I joined the Navy at 17, three years after 9/11. I celebrated my 28th birthday on a military base in Afghanistan. Today, my friends – whose daily lives are shaped by decisions the president makes – remain on the frontlines. I am a veteran, a voter and a millennial. And I am worried about the lack of any real foreign policy debate in this election.
The next president will decide how to spend our taxes and where the members of our armed forces will risk their lives. The president’s choices will affect our standing in the world and the safety and prosperity of those at home.
Yet on both sides of the aisle, discussion of the candidates’ capacities to act as head of state is minimal at best.
The eclipse of the commander-in-chief test is an issue that matters for every American, and particularly for my fellow millennials. How the president chooses to use the American military has a disproportionate effect on young people. Close to 75 percent of those enlisted in the U.S. military are 30 or younger. During the wars in Afghanistan and Iraq, nearly 80 percent of those wounded or killed in action had not turned 31.

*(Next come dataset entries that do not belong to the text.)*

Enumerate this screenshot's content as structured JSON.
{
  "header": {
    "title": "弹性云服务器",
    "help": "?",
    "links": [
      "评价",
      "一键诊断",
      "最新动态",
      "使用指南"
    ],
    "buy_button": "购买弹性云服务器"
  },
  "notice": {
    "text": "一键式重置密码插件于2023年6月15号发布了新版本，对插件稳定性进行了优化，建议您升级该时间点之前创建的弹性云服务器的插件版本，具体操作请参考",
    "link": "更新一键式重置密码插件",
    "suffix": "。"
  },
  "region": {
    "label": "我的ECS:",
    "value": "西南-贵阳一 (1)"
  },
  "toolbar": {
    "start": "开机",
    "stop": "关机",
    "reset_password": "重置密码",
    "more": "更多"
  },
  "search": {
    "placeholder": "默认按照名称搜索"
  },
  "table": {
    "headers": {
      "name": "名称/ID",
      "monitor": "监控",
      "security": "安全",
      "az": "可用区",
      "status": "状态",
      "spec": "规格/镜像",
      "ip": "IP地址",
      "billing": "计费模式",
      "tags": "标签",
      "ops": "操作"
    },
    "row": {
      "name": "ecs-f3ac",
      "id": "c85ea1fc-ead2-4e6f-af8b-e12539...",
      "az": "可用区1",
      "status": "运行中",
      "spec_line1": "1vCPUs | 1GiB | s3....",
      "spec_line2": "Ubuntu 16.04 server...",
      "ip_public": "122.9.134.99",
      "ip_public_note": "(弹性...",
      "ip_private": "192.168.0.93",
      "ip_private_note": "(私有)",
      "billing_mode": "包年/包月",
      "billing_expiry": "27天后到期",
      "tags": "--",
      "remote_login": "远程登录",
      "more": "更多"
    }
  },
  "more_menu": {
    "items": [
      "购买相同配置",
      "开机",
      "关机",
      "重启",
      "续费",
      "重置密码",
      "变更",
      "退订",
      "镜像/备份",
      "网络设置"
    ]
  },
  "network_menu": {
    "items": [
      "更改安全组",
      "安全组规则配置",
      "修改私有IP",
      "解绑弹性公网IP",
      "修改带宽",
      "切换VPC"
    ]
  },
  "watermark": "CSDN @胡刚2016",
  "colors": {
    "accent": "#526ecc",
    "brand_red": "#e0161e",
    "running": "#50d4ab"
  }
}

We should also care because the United States is fighting a new kind of war. We are the first generation to tackle extended conflict with an all-volunteer force. We are a generation accustomed to violent non-state actors and to wars that refuse to conform to traditional boundaries. Groups like the Islamic State have supranational ambitions and unconventional tactics. It will take innovation from the youngest and most technologically capable generation to stop these trends.
Young people are used to a world in which the lines between foreign and domestic policy are blurred. For example, our relationship with China shapes economic growth. In a globalized society, choosing a good commander-in-chief is choosing a leader at home.
But this isn’t just about national security or our military. Aside from prisons, the military has the only wide-scale socialized health care system in the United States. More than 90 percent of enlisted military personnel have not received a bachelor’s degree, and military families tend to have more debt than civilians. According to the VA, more than half of all post-9/11 veterans will face a period of unemployment. When polled, people 18 to 34 describe jobs, debt and health care as their primary concerns. The military is a microcosm of the issues millennials care about most.
We should scrutinize how the presidential candidates carry themselves and how they plan to lead. Our generation shoulders the burdens of conflict, and we have witnessed the rise of new security threats. It’s time to revitalize the commander-in-chief test in both political parties. Millennials should lead the charge.